Main effects of high-frequency stimuli on vascular cells.
Symbol ↑: upregulation/activation; ↓: downregulation/inhibition; NR: not reported.
Conclusions
In light of all the in vivo and in vitro studies here reported, there is evidence that mechanical vibrations affect cellular phenotypes and gene expression of vascular cells. Specifically, high-frequency vibrations have been shown to induce morphological and functional changes in vascular cells, including alterations in cytoskeletal organization, proliferation, and production of signaling factors. These alterations may contribute to vascular impairment, causing vascular constriction and disruption of the internal elastic lamina, as well as the induction of inflammatory responses, which together might contribute to vascular remodeling and occlusion. Key effectors and signaling pathways, such as ERK1/2, that in SMCs lead to intimal thickening and recruitment of inflammatory cells to damaged vessel sites, Syn4, VEGF, KLF2, ICAM-1, and NFATc3, have been identified in responding to high-frequency vibrations. Furthermore, this mechanical stimulus has been found to influence muscle atrophy pathways, potentially leading to hypertrophic growth of skeletal muscle which could explain stenosis development occurring in some vascular diseases.
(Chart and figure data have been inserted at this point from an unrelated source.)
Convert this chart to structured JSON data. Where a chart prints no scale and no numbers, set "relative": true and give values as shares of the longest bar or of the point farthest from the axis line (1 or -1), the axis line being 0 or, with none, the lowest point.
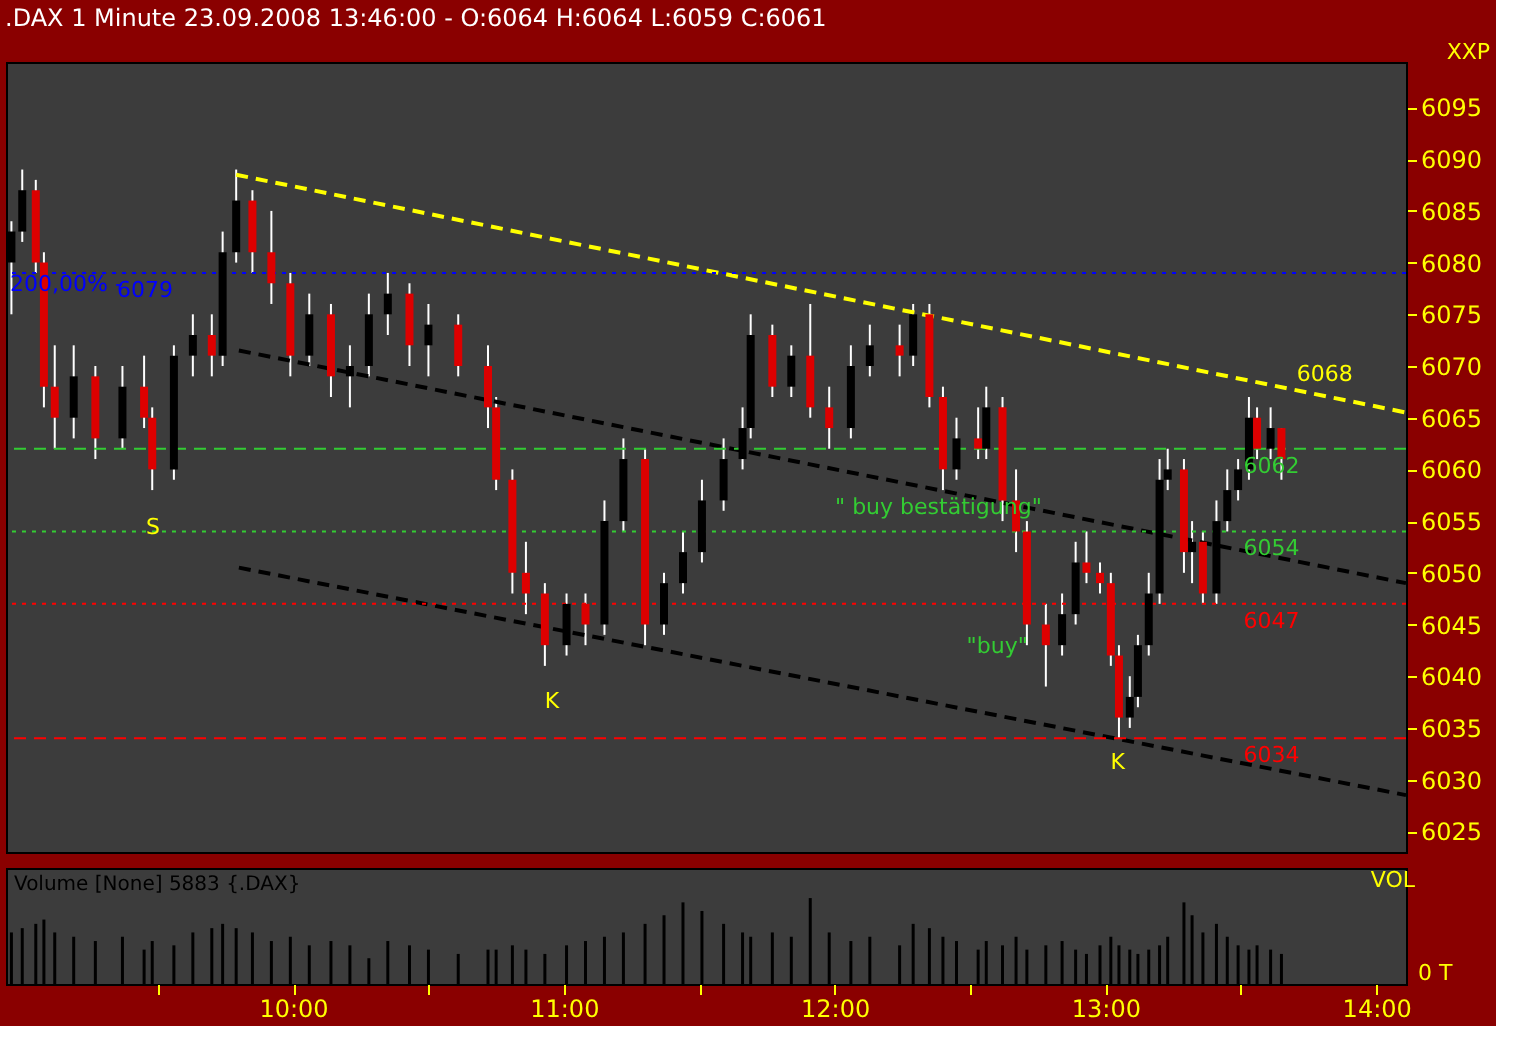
{
  "chart_data": [
    {
      "type": "candlestick",
      "title": ".DAX 1 Minute  23.09.2008 13:46:00 - O:6064 H:6064 L:6059 C:6061",
      "ylabel": "XXP",
      "tick_labels": "y",
      "grid": false,
      "x": [
        8.96,
        9.0,
        9.05,
        9.08,
        9.12,
        9.19,
        9.27,
        9.37,
        9.45,
        9.48,
        9.56,
        9.63,
        9.7,
        9.74,
        9.79,
        9.85,
        9.92,
        9.99,
        10.06,
        10.14,
        10.21,
        10.28,
        10.35,
        10.43,
        10.5,
        10.61,
        10.72,
        10.75,
        10.81,
        10.86,
        10.93,
        11.01,
        11.08,
        11.15,
        11.22,
        11.3,
        11.37,
        11.44,
        11.51,
        11.59,
        11.66,
        11.69,
        11.77,
        11.84,
        11.91,
        11.98,
        12.06,
        12.13,
        12.24,
        12.29,
        12.35,
        12.4,
        12.45,
        12.53,
        12.56,
        12.62,
        12.67,
        12.71,
        12.78,
        12.84,
        12.89,
        12.93,
        12.98,
        13.02,
        13.05,
        13.09,
        13.12,
        13.16,
        13.2,
        13.23,
        13.29,
        13.32,
        13.36,
        13.41,
        13.45,
        13.49,
        13.53,
        13.56,
        13.61,
        13.65
      ],
      "ohlc": [
        [
          6080,
          6084,
          6075,
          6083
        ],
        [
          6083,
          6089,
          6082,
          6087
        ],
        [
          6087,
          6088,
          6079,
          6080
        ],
        [
          6080,
          6081,
          6066,
          6068
        ],
        [
          6068,
          6072,
          6062,
          6065
        ],
        [
          6065,
          6072,
          6063,
          6069
        ],
        [
          6069,
          6070,
          6061,
          6063
        ],
        [
          6063,
          6070,
          6062,
          6068
        ],
        [
          6068,
          6071,
          6064,
          6065
        ],
        [
          6065,
          6066,
          6058,
          6060
        ],
        [
          6060,
          6072,
          6059,
          6071
        ],
        [
          6071,
          6075,
          6069,
          6073
        ],
        [
          6073,
          6075,
          6069,
          6071
        ],
        [
          6071,
          6083,
          6070,
          6081
        ],
        [
          6081,
          6089,
          6080,
          6086
        ],
        [
          6086,
          6087,
          6079,
          6081
        ],
        [
          6081,
          6085,
          6076,
          6078
        ],
        [
          6078,
          6079,
          6069,
          6071
        ],
        [
          6071,
          6077,
          6070,
          6075
        ],
        [
          6075,
          6076,
          6067,
          6069
        ],
        [
          6069,
          6072,
          6066,
          6070
        ],
        [
          6070,
          6077,
          6069,
          6075
        ],
        [
          6075,
          6079,
          6073,
          6077
        ],
        [
          6077,
          6078,
          6070,
          6072
        ],
        [
          6072,
          6076,
          6069,
          6074
        ],
        [
          6074,
          6075,
          6069,
          6070
        ],
        [
          6070,
          6072,
          6064,
          6066
        ],
        [
          6066,
          6067,
          6058,
          6059
        ],
        [
          6059,
          6060,
          6048,
          6050
        ],
        [
          6050,
          6053,
          6046,
          6048
        ],
        [
          6048,
          6049,
          6041,
          6043
        ],
        [
          6043,
          6048,
          6042,
          6047
        ],
        [
          6047,
          6048,
          6043,
          6045
        ],
        [
          6045,
          6057,
          6044,
          6055
        ],
        [
          6055,
          6063,
          6054,
          6061
        ],
        [
          6061,
          6062,
          6043,
          6045
        ],
        [
          6045,
          6050,
          6044,
          6049
        ],
        [
          6049,
          6054,
          6048,
          6052
        ],
        [
          6052,
          6059,
          6051,
          6057
        ],
        [
          6057,
          6063,
          6056,
          6061
        ],
        [
          6061,
          6066,
          6060,
          6064
        ],
        [
          6064,
          6075,
          6063,
          6073
        ],
        [
          6073,
          6074,
          6067,
          6068
        ],
        [
          6068,
          6072,
          6067,
          6071
        ],
        [
          6071,
          6076,
          6065,
          6066
        ],
        [
          6066,
          6068,
          6062,
          6064
        ],
        [
          6064,
          6072,
          6063,
          6070
        ],
        [
          6070,
          6074,
          6069,
          6072
        ],
        [
          6072,
          6074,
          6069,
          6071
        ],
        [
          6071,
          6076,
          6070,
          6075
        ],
        [
          6075,
          6076,
          6066,
          6067
        ],
        [
          6067,
          6068,
          6058,
          6060
        ],
        [
          6060,
          6065,
          6059,
          6063
        ],
        [
          6063,
          6066,
          6061,
          6062
        ],
        [
          6062,
          6068,
          6061,
          6066
        ],
        [
          6066,
          6067,
          6055,
          6057
        ],
        [
          6057,
          6060,
          6052,
          6054
        ],
        [
          6054,
          6055,
          6043,
          6045
        ],
        [
          6045,
          6047,
          6039,
          6043
        ],
        [
          6043,
          6048,
          6042,
          6046
        ],
        [
          6046,
          6053,
          6045,
          6051
        ],
        [
          6051,
          6054,
          6049,
          6050
        ],
        [
          6050,
          6051,
          6048,
          6049
        ],
        [
          6049,
          6050,
          6041,
          6042
        ],
        [
          6042,
          6043,
          6034,
          6036
        ],
        [
          6036,
          6040,
          6035,
          6038
        ],
        [
          6038,
          6044,
          6037,
          6043
        ],
        [
          6043,
          6050,
          6042,
          6048
        ],
        [
          6048,
          6061,
          6047,
          6059
        ],
        [
          6059,
          6062,
          6058,
          6060
        ],
        [
          6060,
          6061,
          6050,
          6052
        ],
        [
          6052,
          6055,
          6049,
          6053
        ],
        [
          6053,
          6054,
          6047,
          6048
        ],
        [
          6048,
          6057,
          6047,
          6055
        ],
        [
          6055,
          6060,
          6054,
          6058
        ],
        [
          6058,
          6061,
          6057,
          6060
        ],
        [
          6060,
          6067,
          6059,
          6065
        ],
        [
          6065,
          6066,
          6061,
          6062
        ],
        [
          6062,
          6066,
          6061,
          6064
        ],
        [
          6064,
          6064,
          6059,
          6061
        ]
      ],
      "series": [
        {
          "type": "line",
          "x": [
            9.79,
            14.11
          ],
          "values": [
            6088.5,
            6065.5
          ],
          "color": "#ffff00",
          "line_style": "dashed"
        },
        {
          "type": "line",
          "x": [
            9.8,
            14.11
          ],
          "values": [
            6071.5,
            6049
          ],
          "color": "#000000",
          "line_style": "dashed"
        },
        {
          "type": "line",
          "x": [
            9.8,
            14.11
          ],
          "values": [
            6050.5,
            6028.5
          ],
          "color": "#000000",
          "line_style": "dashed"
        }
      ],
      "ref_lines": [
        {
          "axis": "y",
          "value": 6079,
          "label": "6079",
          "color": "#0000ff",
          "line_style": "dotted"
        },
        {
          "axis": "y",
          "value": 6062,
          "label": "6062",
          "color": "#33cc33",
          "line_style": "dashed"
        },
        {
          "axis": "y",
          "value": 6054,
          "label": "6054",
          "color": "#33cc33",
          "line_style": "dotted"
        },
        {
          "axis": "y",
          "value": 6047,
          "label": "6047",
          "color": "#ff0000",
          "line_style": "dotted"
        },
        {
          "axis": "y",
          "value": 6034,
          "label": "6034",
          "color": "#ff0000",
          "line_style": "dashed"
        }
      ],
      "annotations": [
        "S",
        "K",
        "K",
        "\" buy bestätigung\"",
        "\"buy\"",
        "6068",
        "200,00% -"
      ],
      "xlim": [
        8.94,
        14.11
      ],
      "ylim": [
        6023,
        6099.4
      ],
      "yticks": [
        6025,
        6030,
        6035,
        6040,
        6045,
        6050,
        6055,
        6060,
        6065,
        6070,
        6075,
        6080,
        6085,
        6090,
        6095
      ]
    },
    {
      "type": "bar",
      "title": "Volume [None] 5883 {.DAX}",
      "ylabel": "VOL",
      "relative": true,
      "tick_labels": "x",
      "color": "#000000",
      "annotations": [
        "0 T"
      ],
      "x": [
        8.96,
        9.0,
        9.05,
        9.08,
        9.12,
        9.19,
        9.27,
        9.37,
        9.45,
        9.48,
        9.56,
        9.63,
        9.7,
        9.74,
        9.79,
        9.85,
        9.92,
        9.99,
        10.06,
        10.14,
        10.21,
        10.28,
        10.35,
        10.43,
        10.5,
        10.61,
        10.72,
        10.75,
        10.81,
        10.86,
        10.93,
        11.01,
        11.08,
        11.15,
        11.22,
        11.3,
        11.37,
        11.44,
        11.51,
        11.59,
        11.66,
        11.69,
        11.77,
        11.84,
        11.91,
        11.98,
        12.06,
        12.13,
        12.24,
        12.29,
        12.35,
        12.4,
        12.45,
        12.53,
        12.56,
        12.62,
        12.67,
        12.71,
        12.78,
        12.84,
        12.89,
        12.93,
        12.98,
        13.02,
        13.05,
        13.09,
        13.12,
        13.16,
        13.2,
        13.23,
        13.29,
        13.32,
        13.36,
        13.41,
        13.45,
        13.49,
        13.53,
        13.56,
        13.61,
        13.65
      ],
      "values": [
        0.6,
        0.65,
        0.7,
        0.75,
        0.6,
        0.55,
        0.5,
        0.55,
        0.4,
        0.5,
        0.45,
        0.6,
        0.65,
        0.7,
        0.65,
        0.6,
        0.5,
        0.55,
        0.45,
        0.5,
        0.45,
        0.3,
        0.5,
        0.45,
        0.4,
        0.35,
        0.4,
        0.4,
        0.45,
        0.4,
        0.35,
        0.45,
        0.5,
        0.55,
        0.6,
        0.7,
        0.8,
        0.95,
        0.85,
        0.7,
        0.6,
        0.55,
        0.6,
        0.55,
        1.0,
        0.6,
        0.5,
        0.55,
        0.45,
        0.7,
        0.65,
        0.55,
        0.5,
        0.4,
        0.5,
        0.45,
        0.55,
        0.4,
        0.45,
        0.5,
        0.4,
        0.35,
        0.45,
        0.55,
        0.45,
        0.4,
        0.35,
        0.4,
        0.45,
        0.55,
        0.95,
        0.8,
        0.6,
        0.7,
        0.55,
        0.45,
        0.4,
        0.45,
        0.4,
        0.35
      ],
      "xlim": [
        8.94,
        14.11
      ],
      "xticks": [
        {
          "value": 9.5,
          "label": null
        },
        {
          "value": 10,
          "label": "10:00"
        },
        {
          "value": 10.5,
          "label": null
        },
        {
          "value": 11,
          "label": "11:00"
        },
        {
          "value": 11.5,
          "label": null
        },
        {
          "value": 12,
          "label": "12:00"
        },
        {
          "value": 12.5,
          "label": null
        },
        {
          "value": 13,
          "label": "13:00"
        },
        {
          "value": 13.5,
          "label": null
        },
        {
          "value": 14,
          "label": "14:00"
        }
      ]
    }
  ]
}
Whether similar effects develop also in vascular vessel wall subjected to these mechanical stimuli needs further investigation.
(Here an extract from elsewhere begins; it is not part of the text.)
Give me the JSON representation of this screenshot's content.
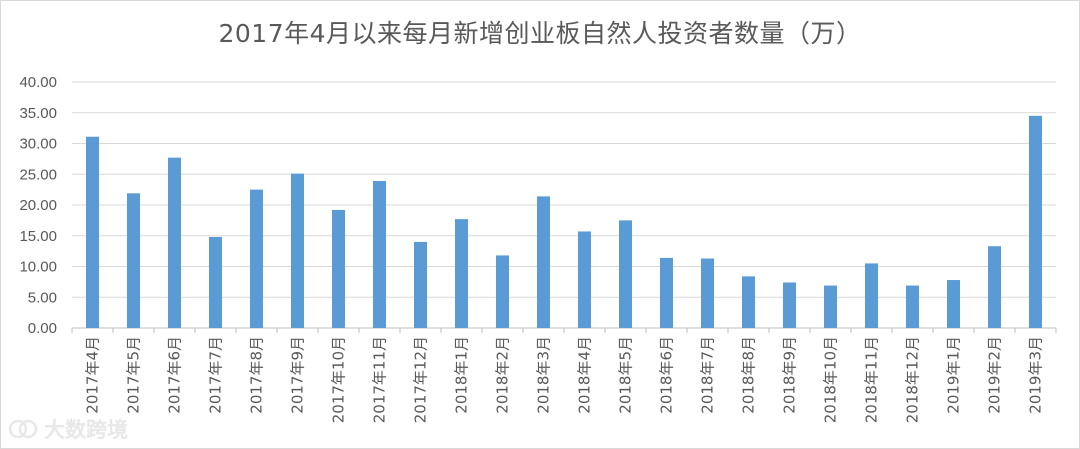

It is well-established that disturbances in vascular stresses and strains, whether arising from physiological activities or pathological conditions, can impact the mechanosensors and signaling pathways of endothelial and smooth muscle cells. This review underscores that cellular responses to these cues exhibit variability contingent upon factors like the frequency, duration, and intensity of the stimulus, highlighting the complexity of mechanotransduction processes in vascular cells.
Despite the wealth of evidence suggesting the possible role of high-frequency vibration in vascular damage, several gaps in understanding remain, particularly concerning the molecular mechanisms underlying cellular responses to this stimulus and its implications for vessels disease. Therefore, further research is warranted to elucidate these mechanisms of mechanotransduction and their potential therapeutic implications in vascular pathologies. For instance, studying the effect of in vitro exposure of vascular cells to vibrations at the frequencies observed through computational studies could be useful for the comprehension of the cellular effects triggered by this type of stimulus at molecular and protein level. In addition, also in vivo observation of blood vessels subjected to vibrations could allow the investigation of the contribution of different vascular cells to the biological response. Finally, understanding more in detail the mechanism by which high-frequency vibrations induce vascular changes may open the possibility of developing new pharmacological interventions for vascular diseases.
Footnotes
Declaration of conflicting interests
The author(s) declared no potential conflicts of interest with respect to the research, authorship, and/or publication of this article.
Funding
The author(s) received no financial support for the research, authorship, and/or publication of this article.